More specifically, the objectives of this workshop are:
(1) To bring together researchers in a range of theoretical disciplines concerned with the numerical analysis of high-dimensional approximation, alongside researchers involved with applications of high-dimensional problems. The theoretical tools include quasi-Monte Carlo and sparse grid methods (both of which have seen a spectacular flowering in the last decade); Monte Carlo methods; and Information-Based Complexity (the science of establishing what is the best possible performance for any algorithm solving a given problem). The application areas include finance, flow of water or oil through a porous medium modelled as a random field, climate modelling; stochastic PDE's; and more generally the burgeoning field of uncertainty quantification, since uncertainty with many degrees of freedom is a major source of high dimensionality.

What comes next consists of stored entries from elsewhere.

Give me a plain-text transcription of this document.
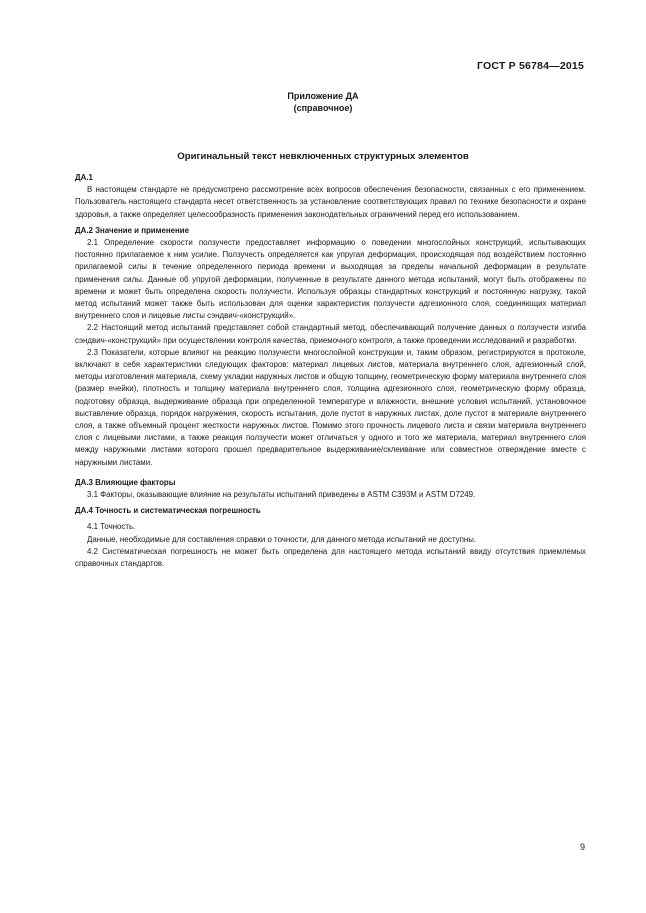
ГОСТ Р 56784—2015
Приложение ДА
(справочное)
Оригинальный текст невключенных структурных элементов

ДА.1

В настоящем стандарте не предусмотрено рассмотрение всех вопросов обеспечения безопасности, связанных с его применением. Пользователь настоящего стандарта несет ответственность за установление соответствующих правил по технике безопасности и охране здоровья, а также определяет целесообразность применения законодательных ограничений перед его использованием.

ДА.2 Значение и применение

2.1 Определение скорости ползучести предоставляет информацию о поведении многослойных конструкций, испытывающих постоянно прилагаемое к ним усилие. Ползучесть определяется как упругая деформация, происходящая под воздействием постоянно прилагаемой силы в течение определенного периода времени и выходящая за пределы начальной деформации в результате применения силы. Данные об упругой деформации, полученные в результате данного метода испытаний, могут быть отображены по времени и может быть определена скорость ползучести. Используя образцы стандартных конструкций и постоянную нагрузку, такой метод испытаний может также быть использован для оценки характеристик ползучести адгезионного слоя, соединяющих материал внутреннего слоя и лицевые листы сэндвич-«конструкций».

2.2 Настоящий метод испытаний представляет собой стандартный метод, обеспечивающий получение данных о ползучести изгиба сэндвич-«конструкций» при осуществлении контроля качества, приемочного контроля, а также проведении исследований и разработки.

2.3 Показатели, которые влияют на реакцию ползучести многослойной конструкции и, таким образом, регистрируются в протоколе, включают в себя характеристики следующих факторов: материал лицевых листов, материала внутреннего слоя, адгезионный слой, методы изготовления материала, схему укладки наружных листов и общую толщину, геометрическую форму материала внутреннего слоя (размер ячейки), плотность и толщину материала внутреннего слоя, толщина адгезионного слоя, геометрическую форму образца, подготовку образца, выдерживание образца при определенной температуре и влажности, внешние условия испытаний, установочное выставление образца, порядок нагружения, скорость испытания, доле пустот в наружных листах, доле пустот в материале внутреннего слоя, а также объемный процент жесткости наружных листов. Помимо этого прочность лицевого листа и связи материала внутреннего слоя с лицевыми листами, а также реакция ползучести может отличаться у одного и того же материала, материал внутреннего слоя между наружными листами которого прошел предварительное выдерживание/склеивание или совместное отверждение вместе с наружными листами.

ДА.3 Влияющие факторы

3.1 Факторы, оказывающие влияние на результаты испытаний приведены в ASTM C393M и ASTM D7249.

ДА.4 Точность и систематическая погрешность

4.1 Точность.

Данные, необходимые для составления справки о точности, для данного метода испытаний не доступны.

4.2 Систематическая погрешность не может быть определена для настоящего метода испытаний ввиду отсутствия приемлемых справочных стандартов.

9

(2) To identify key challenges that prevent the theoretical advances in high dimensional algorithms from being applied in practice. As a concrete example, in the now popular use of 'weights' to characterize the importance of different variables or groups of variables in a high-dimensional space, how in practice should one choose the weights for particular applications? Very recently progress has been made for a problem of QMC methods applied to PDEs with random coefficients [KSS12]. How can this progress be extended to other applications? On an even more practical side, as part of this objective we plan to have a discussion of the currently available software for implementing the algorithms in question (including quasi-Monte Carlo methods), with the goal being to understand what is used in practice and whether or why not the newest developments in theory have filtered through to practical use.
(3) To expose young researchers from Canada and elsewhere to the latest developments in this rapidly moving field of high-dimensional problems. In addition, given that most of the regular conferences for researchers in Monte Carlo and quasi-Monte Carlo methods are quite large, this smaller workshop will provide a more appropriate setting for them to exchange their most recent ideas, while at the same time, allowing new ideas to be generated.